The risk for complications is high with radiation therapy to the skull base. When delivering high doses (70 GyRBE) to neurologic structures including the cerebral hemispheres, brainstem, cochlea, and optic nerve structures of the eye, complications are expected. Half of the patients in the cohort experienced a grade 3 complication. The most common were keratitis leading to decreased vision in one eye and brain necrosis. All patients who developed grade 3+ brain necrosis also received concurrent cisplatin during radiation therapy. Although several studies have indicated that the receipt of cytotoxic chemotherapy increases the risk for brain necrosis when delivering stereotactic brain radiosurgery and whole-brain radiation therapy, this is an area that requires further prospective assessment among patients being treated with fractionated radiation therapy for base of skull tumors [17, 18].

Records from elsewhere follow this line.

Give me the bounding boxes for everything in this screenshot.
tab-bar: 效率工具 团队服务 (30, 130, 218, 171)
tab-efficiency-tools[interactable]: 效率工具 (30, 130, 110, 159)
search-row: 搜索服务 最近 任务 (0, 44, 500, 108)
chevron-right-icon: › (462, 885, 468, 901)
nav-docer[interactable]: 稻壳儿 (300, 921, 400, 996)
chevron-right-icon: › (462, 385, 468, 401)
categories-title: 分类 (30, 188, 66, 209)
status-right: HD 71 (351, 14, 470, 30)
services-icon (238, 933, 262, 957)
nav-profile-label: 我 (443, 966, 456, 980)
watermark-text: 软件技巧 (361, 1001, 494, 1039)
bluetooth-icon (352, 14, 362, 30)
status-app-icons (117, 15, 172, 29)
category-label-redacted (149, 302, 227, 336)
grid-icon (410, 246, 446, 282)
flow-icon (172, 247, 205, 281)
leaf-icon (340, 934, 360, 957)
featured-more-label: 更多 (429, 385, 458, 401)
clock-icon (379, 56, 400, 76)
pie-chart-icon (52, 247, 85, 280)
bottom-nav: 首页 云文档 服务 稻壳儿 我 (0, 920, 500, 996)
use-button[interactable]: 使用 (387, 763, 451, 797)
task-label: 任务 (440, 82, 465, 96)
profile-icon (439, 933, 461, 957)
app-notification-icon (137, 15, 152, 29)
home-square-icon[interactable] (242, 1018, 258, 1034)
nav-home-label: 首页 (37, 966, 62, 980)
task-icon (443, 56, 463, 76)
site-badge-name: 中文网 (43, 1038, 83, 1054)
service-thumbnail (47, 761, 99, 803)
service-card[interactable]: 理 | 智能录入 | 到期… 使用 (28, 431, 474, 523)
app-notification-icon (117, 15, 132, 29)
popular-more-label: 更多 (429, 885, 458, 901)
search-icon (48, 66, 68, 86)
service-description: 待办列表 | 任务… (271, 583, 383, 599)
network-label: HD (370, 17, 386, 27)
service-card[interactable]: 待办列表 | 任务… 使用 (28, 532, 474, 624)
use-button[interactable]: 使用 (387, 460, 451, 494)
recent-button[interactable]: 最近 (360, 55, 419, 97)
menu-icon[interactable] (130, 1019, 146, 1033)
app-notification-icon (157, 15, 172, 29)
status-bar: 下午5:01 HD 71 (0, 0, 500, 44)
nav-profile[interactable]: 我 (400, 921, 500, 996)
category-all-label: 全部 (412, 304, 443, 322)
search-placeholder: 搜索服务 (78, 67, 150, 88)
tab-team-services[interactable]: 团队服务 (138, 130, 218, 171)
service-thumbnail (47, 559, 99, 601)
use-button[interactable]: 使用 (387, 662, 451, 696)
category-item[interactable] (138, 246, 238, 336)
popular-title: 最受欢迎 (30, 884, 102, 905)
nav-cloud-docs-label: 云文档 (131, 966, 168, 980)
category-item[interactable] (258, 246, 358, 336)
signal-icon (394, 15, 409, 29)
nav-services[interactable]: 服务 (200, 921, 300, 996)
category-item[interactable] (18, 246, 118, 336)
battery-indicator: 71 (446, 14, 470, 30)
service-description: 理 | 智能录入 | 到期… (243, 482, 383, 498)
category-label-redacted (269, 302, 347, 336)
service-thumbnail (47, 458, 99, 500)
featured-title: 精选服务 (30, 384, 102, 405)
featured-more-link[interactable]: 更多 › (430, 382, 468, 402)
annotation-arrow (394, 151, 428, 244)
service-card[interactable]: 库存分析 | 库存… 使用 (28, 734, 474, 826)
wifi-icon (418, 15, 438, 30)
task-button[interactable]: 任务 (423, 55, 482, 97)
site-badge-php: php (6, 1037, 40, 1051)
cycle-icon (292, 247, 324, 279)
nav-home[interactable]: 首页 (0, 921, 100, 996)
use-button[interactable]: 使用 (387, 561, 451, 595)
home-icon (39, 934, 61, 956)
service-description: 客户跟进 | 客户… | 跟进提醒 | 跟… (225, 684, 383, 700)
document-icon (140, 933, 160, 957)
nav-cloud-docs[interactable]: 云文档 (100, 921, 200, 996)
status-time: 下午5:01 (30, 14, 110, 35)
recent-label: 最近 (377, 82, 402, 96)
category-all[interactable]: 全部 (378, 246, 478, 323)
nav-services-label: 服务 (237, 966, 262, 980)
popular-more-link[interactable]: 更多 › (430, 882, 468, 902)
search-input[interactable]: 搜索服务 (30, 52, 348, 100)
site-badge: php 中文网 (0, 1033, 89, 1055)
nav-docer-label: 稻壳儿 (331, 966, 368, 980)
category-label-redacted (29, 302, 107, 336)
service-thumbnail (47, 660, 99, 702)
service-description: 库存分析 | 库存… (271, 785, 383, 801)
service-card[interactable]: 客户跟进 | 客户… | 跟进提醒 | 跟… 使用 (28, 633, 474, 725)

Although proton therapy delivers less excess radiation to nearby tissues than photon-based radiation therapy, the risk is still present as gross tumor is often immediately adjacent to or overlaps with critical neurovascular structures. In our experience, pencil beam scanning (PBS) is a more conformal form of proton therapy than passively scattered techniques. Iwata et al [19] have recently shown that when treating head and neck cancer, PBS compared to passively scattered proton therapy improved the conformality index, conformality number, and homogeneity index. On average, PBS also provided lower doses to the brain, eye, optic nerves, and optic chiasm. Because all of our patients were treated with passively scattered proton therapy, our experience may overestimate the risk for complications that might be expected with proton therapy delivered with PBS. The risk for complications with proton therapy will likely be lower as PBS becomes the standard method of proton therapy delivery for this malignancy.

The limitations of this study include its relatively small size, short follow-up times, and the use of multiple types of radiation therapy. Only 26 patients were included in the analysis, which limits the power to identify factors that may affect survival and disease control outcomes, as a multivariate analysis cannot be performed adequately. Additionally, the median follow-up was only 2.8 years, which limits the potential to accurately report late toxicities. Some late toxicities, such as cranial nerve neuropathies, can occur 3 or more years after radiation therapy to the skull base [20, 21]. Finally, proton therapy was delivered with passively scattered proton therapy. In addition, some patients had elective nodal radiation therapy delivered with 3-dimensional conformal photon- or electron-based radiation therapy. These less conformal techniques and the heterogeneity of the delivery of radiation therapy make it difficult to form valid conclusions about the efficacy and safety of modern-day proton therapy, as technology has improved over time.

Proton therapy has a role in the management of patients with NMSC with clinical PNI of the head and neck. It effectively delivers either definitive or postoperative irradiation with or without concurrent systemic therapy. The risk for regional recurrence is high following treatment, especially for cranial nerves that are contiguous with the primary nerve involved with the tumor. We recommend delivering elective radiation therapy to contiguous nerves and nerves that innervate or supply sensation to the skin involved with the primary tumor. The risk for complications following radiation therapy is high, particularly for the ipsilateral eye, cochlea, and nearby brain structures, which often receive radiation doses in excess of their tolerance. Delivering proton therapy with PBS may lower the risk of complications in future patients. Because of the potential for long-term disease control with radiation therapy, we recommend counseling patients about the risks before delivering radiation therapy, and exceeding goals when necessary to provide a curative dose to gross disease within the skull base and intracranial structures.

Conflicts of Interest: William M. Mendenhall, MD, is Operating Editor of the International Journal of Particle Therapy. The authors have no additional conflicts of interest to disclose.

Funding: The authors have no funding to disclose.

Ethical Approval: All patient data have been collected under internal review board (IRB)–approved protocol.